[MUD-Dev] DID vs. MORAG "complexity"
mahrinskel at brokentoys.org
Sat May 24 00:09:26 New Zealand Standard Time 2003
From: "Jeff Cole" <jeff.cole at mindspring.com>
> From: Dave Rickey
>> Issues related to the economy did not become priority "Oh my god
>> we have to fix this" problems. Although there was an ongoing
>> economic emphasis in development, with 2-3 developers working on
>> it steadily, it was all very low-key and rarely rose to the point
>> where management was even aware of it, never mind pushing for
>> decisions on it or making them directly. By the standards of
>> previous games, that is "non-broken".
> Exactly. Your definition of "broken" begs the question, and it
> says more about Mystic's priorities than whether the Camelot
> economy is broken.
People generally have enough money to meet their needs, but
generally want more than they have. People freely accept currency
in exchange for goods and services. A fairly complex collection of
armorers, weaponcrafters, and other tradesmen find a market for
their products. The system as a whole displays great inherent
stability and even absorbs the impact of duping bugs with little
effect. The system as a whole met its design goals. By any
reasonable standard I can think of, priorities or not, it qualifies
Now, I can think of a lot of ways in which it could do a better job
of creating interesting social interactions, but since economies
that *were* broken by the above standard were the norm before
Camelot, I consider it a job well done, and some valuable lessons
earned. Anyway, I find myself to be somewhat uncomfortable to be on
the defensive about it, since some of the criticisms are things I
agree with, but may have been unable to do anything about and might
be contractually obligated not to explain why. So I'm going to drop
the whole "broken/non-broken" discussion here.

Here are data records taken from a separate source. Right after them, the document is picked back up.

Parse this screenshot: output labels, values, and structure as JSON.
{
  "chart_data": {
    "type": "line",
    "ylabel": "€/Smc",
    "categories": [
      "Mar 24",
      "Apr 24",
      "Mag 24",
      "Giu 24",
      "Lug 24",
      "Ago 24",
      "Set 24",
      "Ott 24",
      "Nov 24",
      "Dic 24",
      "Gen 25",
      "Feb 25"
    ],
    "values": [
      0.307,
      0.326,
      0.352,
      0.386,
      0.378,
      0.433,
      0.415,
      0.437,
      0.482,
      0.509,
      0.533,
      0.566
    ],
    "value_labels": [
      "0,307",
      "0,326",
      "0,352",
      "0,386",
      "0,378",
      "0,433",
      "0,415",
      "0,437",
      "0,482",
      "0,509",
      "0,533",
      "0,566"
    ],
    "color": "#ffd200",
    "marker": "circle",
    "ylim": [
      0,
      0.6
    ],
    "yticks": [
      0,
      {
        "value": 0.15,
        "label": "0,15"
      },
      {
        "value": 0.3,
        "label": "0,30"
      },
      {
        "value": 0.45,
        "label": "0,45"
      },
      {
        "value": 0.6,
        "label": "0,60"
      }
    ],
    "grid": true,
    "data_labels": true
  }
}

>> I might buy this, if the predictive record of economists weren't
>> so poor. The old joke is that they have "predicted 9 of the last
>> 5 recessions". In spite of centuries of work, a continuing
>> effort in the public, private, and academic arenas, the "dismal
>> science" is going nowhere, and has been for a long time. I'm
>> going to make a bold statement: It is not only worthwhile for
>> economists to study online game economies, but there are Nobel
>> prizes waiting for the ones that figure them out.
> Certainly the limitations you describe (limited number of
> participants, lack of outside influences and ability to manipulate
> [artificially, mind you] supply and demand) are not likely to
> improve predictive accuracy.
I would disagree, obviously (since to a degree I was able to predict
economic behaviours in Camelot in spite of irrationality). Strictly
mathematical approaches cannot deal with irrationality, and since
irrationality is clearly part of real economies even though dogma
says it cannot be, the result has been a proliferation of
definitions of "value" in economics. "Rarity value", "aesthetic
value", "sentimental value", even "discouragement value" have been
postulated, all in an attempt to preserve the notion that economic
actors are rational. It reminds me of epicycles.
I think procedural modelling is much more promising, but the entire
subject is the focus of much debate in scientific circles right now.
However, I stand by the statement that the economies of MMO's can
display the same properties as "real" ones, but in ways and with a
level of observation that can give significant insight. It's
undeniable that at a minimum, many if not all of the same forces are
at work, and that observation is much more complete.
> That is not to say that studying MOM*/MUD economies is not
> valuable. Quite the contrary. Predictive accuracy may well be
> the philosopher's stone, but I think it is a poor measure of
> "getting somewhere." Doesn't your inherent-irrationality theory
> preclude predictive accuracy?
Yes and no. Or maybe. Even if individuals cannot be expected to be
rational, they can be irrational in predictable ways and/or
proportions. It could easily be that the system is like weather,
inherently chaotic and therefore impossible to predict with
accuracy, but only as a probability. But it would be good to *know*
that prediction was impossible, and why.